The court concluded that the case was controlled by established Delaware case law interpreting Section 242 and also cited the expectations of practitioners and the market based on that case law. Under that case law, and accompanying legislative history, the phrase “powers, preferences, or special rights” of a class refers to the intrinsic, peculiar rights assigned to a class or series in the corporation’s capital structure, and Section 242(b)(2) is designed to protect class- or series-based interests.
For example, a liquidation preference given to a particular class of stock or the right of a particular class of stock to elect a board seat would be a class-based power, preference, or special right.
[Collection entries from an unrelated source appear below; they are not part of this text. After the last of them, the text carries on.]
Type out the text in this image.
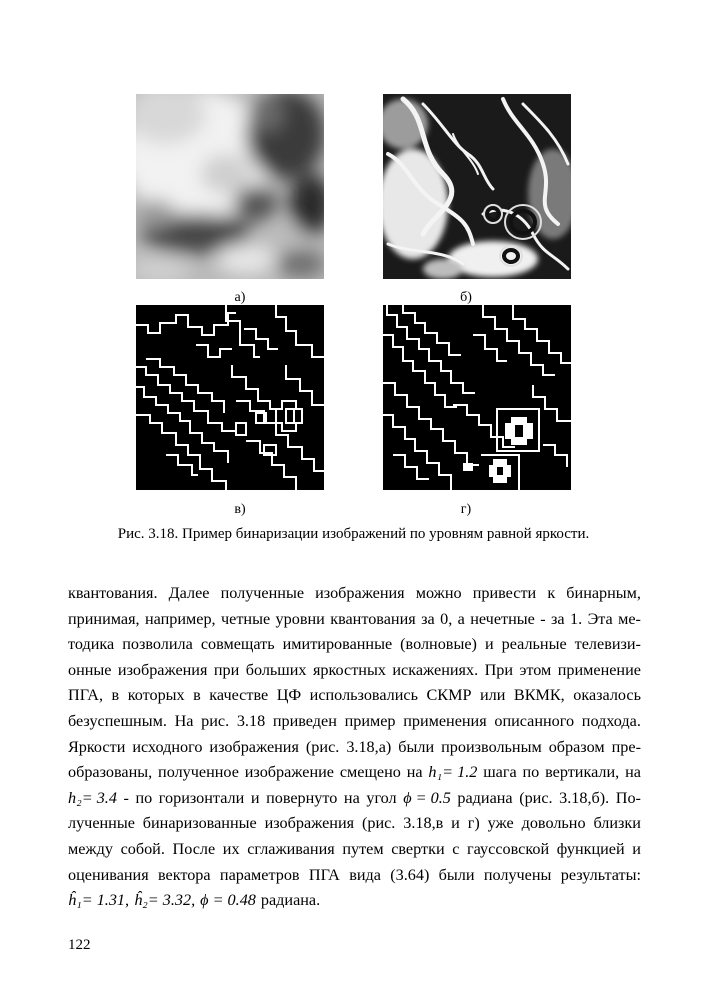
а)	б)
в)	г)
Рис. 3.18. Пример бинаризации изображений по уровням равной яркости.
квантования. Далее полученные изображения можно привести к бинарным,
принимая, например, четные уровни квантования за 0, а нечетные - за 1. Эта ме-
тодика позволила совмещать имитированные (волновые) и реальные телевизи-
онные изображения при больших яркостных искажениях. При этом применение
ПГА, в которых в качестве ЦФ использовались СКМР или ВКМК, оказалось
безуспешным. На рис. 3.18 приведен пример применения описанного подхода.
Яркости исходного изображения (рис. 3.18,а) были произвольным образом пре-
образованы, полученное изображение смещено на h₁= 1.2 шага по вертикали, на
h₂= 3.4 - по горизонтали и повернуто на угол ϕ = 0.5 радиана (рис. 3.18,б). По-
лученные бинаризованные изображения (рис. 3.18,в и г) уже довольно близки
между собой. После их сглаживания путем свертки с гауссовской функцией и
оценивания вектора параметров ПГА вида (3.64) были получены результаты:
ĥ₁= 1.31, ĥ₂= 3.32, ϕ = 0.48 радиана.
122
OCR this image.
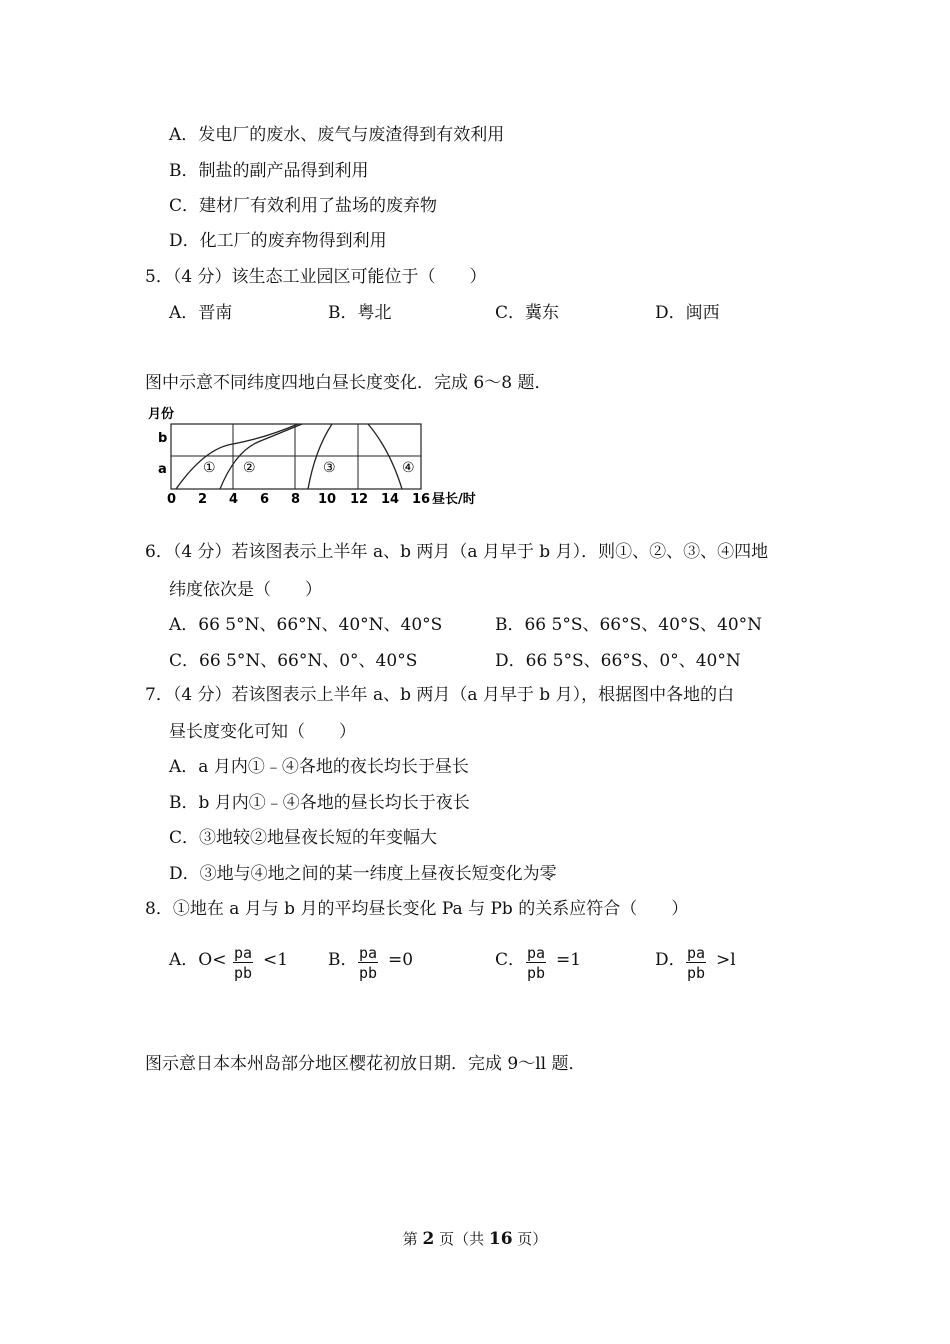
A．发电厂的废水、废气与废渣得到有效利用
B．制盐的副产品得到利用
C．建材厂有效利用了盐场的废弃物
D．化工厂的废弃物得到利用
5．（4 分）该生态工业园区可能位于（　　）
A．晋南	B．粤北	C．冀东	D．闽西
图中示意不同纬度四地白昼长度变化．完成 6～8 题．
月份
b
a	① ②	③	④
0 2 4 6 8 10 12 14 16 昼长/时
6．（4 分）若该图表示上半年 a、b 两月（a 月早于 b 月）．则①、②、③、④四地
纬度依次是（　　）
A．66 5°N、66°N、40°N、40°S	B．66 5°S、66°S、40°S、40°N
C．66 5°N、66°N、0°、40°S	D．66 5°S、66°S、0°、40°N
7．（4 分）若该图表示上半年 a、b 两月（a 月早于 b 月），根据图中各地的白
昼长度变化可知（　　）
A．a 月内①﹣④各地的夜长均长于昼长
B．b 月内①﹣④各地的昼长均长于夜长
C．③地较②地昼夜长短的年变幅大
D．③地与④地之间的某一纬度上昼夜长短变化为零
8．①地在 a 月与 b 月的平均昼长变化 Pa 与 Pb 的关系应符合（　　）
A．$O< \frac{pa}{pb} <1$ B． $\frac{pa}{pb} =0$	C． $\frac{pa}{pb} =1$	D． $\frac{pa}{pb} >l$
图示意日本本州岛部分地区樱花初放日期．完成 9～ll 题．
第 2 页（共 16 页）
Applying that precedent here, the right to sue and seek monetary damages against officers is not a peculiar “power” or “special right” of any given class but is instead a generalized right of all stockholders that exists at common law.
The decision provides some certainty to multi-class companies that are seeking to adopt these amendments and avoids opening the kind of can of worms with respect to prior charter amendments that many SPACs have had to deal with as a result of Vice Chancellor Zurn’s decision in Garfield v. Boxed (Del. Ch.; 12/22).